A new book came into our store recently: Manga for Dummies by Kensuke Okabayashi. It turned out to be mostly a how to draw book, but in the first chapter it discusses genres. I know there's a lot of misinformation/mistranslation to be found on the web and in magazine articles, but some of the following don't match what I've been reading about (and there's no mention of josei manga).

The list from the book:
Kodomo Manga: Comics for little kids
Shōnen Manga: Comics for teenage boys
Shōjo Manga: Comics for teenage girls
Seinen Manga: Comics for young adult males
Redisu Manga: Comics for young adult females
Shōjo-ai Manga: Romantic comics for teenage girls
Shōjo-ai Yuri Manga: Romantic comics for lesbians
Shōnen-ai Manga: Romantic comics for men
Shōnen-yaoi Manga: Romantic comics for homosexual men
Seijin Manga: Comics for adult males
Redikomi Manga: Comics written by women for late teen to adult women, depicting more realistic, everyday accounts; literal translation: lady's comics
Seijin Manga: Comics for adult males
Dōjinshi Manga: Comics written and illustrated by amateurs (usually circulated among a close group of other manga amateurs)
Yonkoma Manga: Four-panel comics, usually published in newspapers
Gekiga Manga: Comics focusing on serious topics; geared toward mature audiences
Ecchi Manga: Comics focusing on heterosexual/lesbian erotic themes (softcore pornography) read by men
Hentai Manga: Comics focusing on hardcore pornography

So, did the author misinterpret or make up some of these definitions or did he have better source material for current definitions in Japan?

2shadrach_anki
Feb 1, 2007, 12:47 am

Most of those seem...off to say the least. Kodomo, shonen, shojo, and seinen aren't really genres at all; they're demographic markers (I'm guessing that "redisu" is somehow an equivalent to josei). Doujinshi and yonkoma don't necessarily qualify as genres either since those terms are more descriptive of the production process and/or format than the actual content.

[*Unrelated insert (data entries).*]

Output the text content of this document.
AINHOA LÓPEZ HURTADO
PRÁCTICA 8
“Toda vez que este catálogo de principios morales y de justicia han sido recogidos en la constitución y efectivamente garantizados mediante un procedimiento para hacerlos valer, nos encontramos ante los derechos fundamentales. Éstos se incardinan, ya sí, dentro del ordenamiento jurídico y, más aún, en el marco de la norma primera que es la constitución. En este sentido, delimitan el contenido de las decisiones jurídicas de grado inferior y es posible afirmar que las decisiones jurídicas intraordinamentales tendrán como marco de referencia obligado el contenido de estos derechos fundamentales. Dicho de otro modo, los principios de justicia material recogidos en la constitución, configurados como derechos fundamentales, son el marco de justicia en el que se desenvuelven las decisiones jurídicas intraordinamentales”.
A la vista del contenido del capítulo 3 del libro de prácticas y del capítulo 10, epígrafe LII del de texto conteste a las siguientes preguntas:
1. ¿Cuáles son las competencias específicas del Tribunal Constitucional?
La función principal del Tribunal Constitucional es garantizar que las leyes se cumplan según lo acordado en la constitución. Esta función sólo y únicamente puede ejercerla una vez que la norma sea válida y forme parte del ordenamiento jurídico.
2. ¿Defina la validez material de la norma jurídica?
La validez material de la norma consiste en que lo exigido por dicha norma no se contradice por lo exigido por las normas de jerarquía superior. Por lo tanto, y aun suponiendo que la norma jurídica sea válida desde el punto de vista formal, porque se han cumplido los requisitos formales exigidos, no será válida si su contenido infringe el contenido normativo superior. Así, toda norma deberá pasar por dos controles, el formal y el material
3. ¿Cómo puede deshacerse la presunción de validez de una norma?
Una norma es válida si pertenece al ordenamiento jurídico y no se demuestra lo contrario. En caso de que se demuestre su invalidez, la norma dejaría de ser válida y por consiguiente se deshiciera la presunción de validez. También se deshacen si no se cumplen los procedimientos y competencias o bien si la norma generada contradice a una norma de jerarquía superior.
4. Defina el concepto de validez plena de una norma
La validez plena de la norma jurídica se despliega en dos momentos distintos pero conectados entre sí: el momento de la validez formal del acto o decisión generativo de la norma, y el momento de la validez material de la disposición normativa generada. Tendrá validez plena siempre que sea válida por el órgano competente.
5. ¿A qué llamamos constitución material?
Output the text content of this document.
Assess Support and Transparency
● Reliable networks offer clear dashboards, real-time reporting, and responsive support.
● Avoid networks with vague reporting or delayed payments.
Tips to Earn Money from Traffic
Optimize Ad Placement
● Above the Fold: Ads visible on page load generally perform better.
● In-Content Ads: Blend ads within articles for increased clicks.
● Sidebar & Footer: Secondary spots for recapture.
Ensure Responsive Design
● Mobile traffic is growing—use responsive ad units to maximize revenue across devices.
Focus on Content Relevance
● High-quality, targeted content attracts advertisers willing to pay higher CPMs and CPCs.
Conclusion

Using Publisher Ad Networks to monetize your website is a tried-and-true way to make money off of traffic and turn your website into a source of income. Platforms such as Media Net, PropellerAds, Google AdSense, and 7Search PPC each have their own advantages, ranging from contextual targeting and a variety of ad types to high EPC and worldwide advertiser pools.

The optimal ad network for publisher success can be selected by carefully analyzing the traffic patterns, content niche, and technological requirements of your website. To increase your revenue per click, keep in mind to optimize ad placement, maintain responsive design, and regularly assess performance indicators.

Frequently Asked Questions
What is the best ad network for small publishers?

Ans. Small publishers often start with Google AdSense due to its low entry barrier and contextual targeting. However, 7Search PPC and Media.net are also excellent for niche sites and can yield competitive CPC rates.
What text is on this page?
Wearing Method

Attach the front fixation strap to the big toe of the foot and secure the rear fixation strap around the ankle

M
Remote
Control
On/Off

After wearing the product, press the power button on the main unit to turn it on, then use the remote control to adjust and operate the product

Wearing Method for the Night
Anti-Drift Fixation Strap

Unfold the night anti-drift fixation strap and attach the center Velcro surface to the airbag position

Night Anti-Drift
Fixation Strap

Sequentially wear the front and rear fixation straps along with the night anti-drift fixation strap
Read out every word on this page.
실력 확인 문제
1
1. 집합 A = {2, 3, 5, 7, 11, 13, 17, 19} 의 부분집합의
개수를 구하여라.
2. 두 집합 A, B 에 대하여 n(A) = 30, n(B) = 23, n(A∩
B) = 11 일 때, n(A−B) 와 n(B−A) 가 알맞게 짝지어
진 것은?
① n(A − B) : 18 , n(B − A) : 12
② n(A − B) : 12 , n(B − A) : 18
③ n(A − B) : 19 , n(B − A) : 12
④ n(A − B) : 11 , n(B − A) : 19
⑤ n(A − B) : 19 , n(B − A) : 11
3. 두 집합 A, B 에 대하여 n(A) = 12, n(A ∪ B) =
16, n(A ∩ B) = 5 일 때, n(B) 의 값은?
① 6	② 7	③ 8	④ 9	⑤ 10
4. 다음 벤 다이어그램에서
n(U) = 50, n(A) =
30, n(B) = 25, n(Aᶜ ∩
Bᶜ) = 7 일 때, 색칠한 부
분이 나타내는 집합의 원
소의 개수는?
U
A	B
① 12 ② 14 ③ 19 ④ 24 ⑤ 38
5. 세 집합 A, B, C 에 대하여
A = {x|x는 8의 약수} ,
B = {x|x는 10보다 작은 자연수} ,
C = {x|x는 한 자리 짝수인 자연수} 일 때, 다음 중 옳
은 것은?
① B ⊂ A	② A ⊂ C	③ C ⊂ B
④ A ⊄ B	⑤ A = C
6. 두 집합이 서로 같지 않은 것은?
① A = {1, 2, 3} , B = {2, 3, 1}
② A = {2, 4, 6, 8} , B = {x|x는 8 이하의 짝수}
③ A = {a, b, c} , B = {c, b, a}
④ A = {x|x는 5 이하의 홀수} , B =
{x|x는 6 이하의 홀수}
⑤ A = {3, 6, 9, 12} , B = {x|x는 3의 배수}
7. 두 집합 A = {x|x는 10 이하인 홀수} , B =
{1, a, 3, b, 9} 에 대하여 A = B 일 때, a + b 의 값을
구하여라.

I suppose it's possible that the author of the book has better source material for definitions, but it seems much more likely that he's misinterpreting them (or just making them up).

I'd take this information with a healthy-sized grain of salt, myself.

3Anlina
Feb 1, 2007, 1:39 am

I'd lean towards misinterpretation over better info - a lot of these seem really off as shadrach_anki described.

Shōjo-ai Manga: Romantic comics for teenage girls
Shōjo-ai Yuri Manga: Romantic comics for lesbians
Shōnen-ai Manga: Romantic comics for men
Shōnen-yaoi Manga: Romantic comics for homosexual men

That is just all off. Shoujo-ai, shounen-ai, yuri, yaoi - it's all about homosexual relationsihps, not about who the manga is targeted at. Shounen-ai and yaoi readers seem to be primarily female - these books are definitely not aimed primarily at a male audience, and I believe a large proportion of authors are female too.

An important aspect of doujinshi is that it often uses established characters and settings for new stories done by someone other than the original author, or outside the usual scope of the story line. You get professional manga artists doing doujinshi based on other people's series, you even sometimes get authors doing doujinshi of their own series.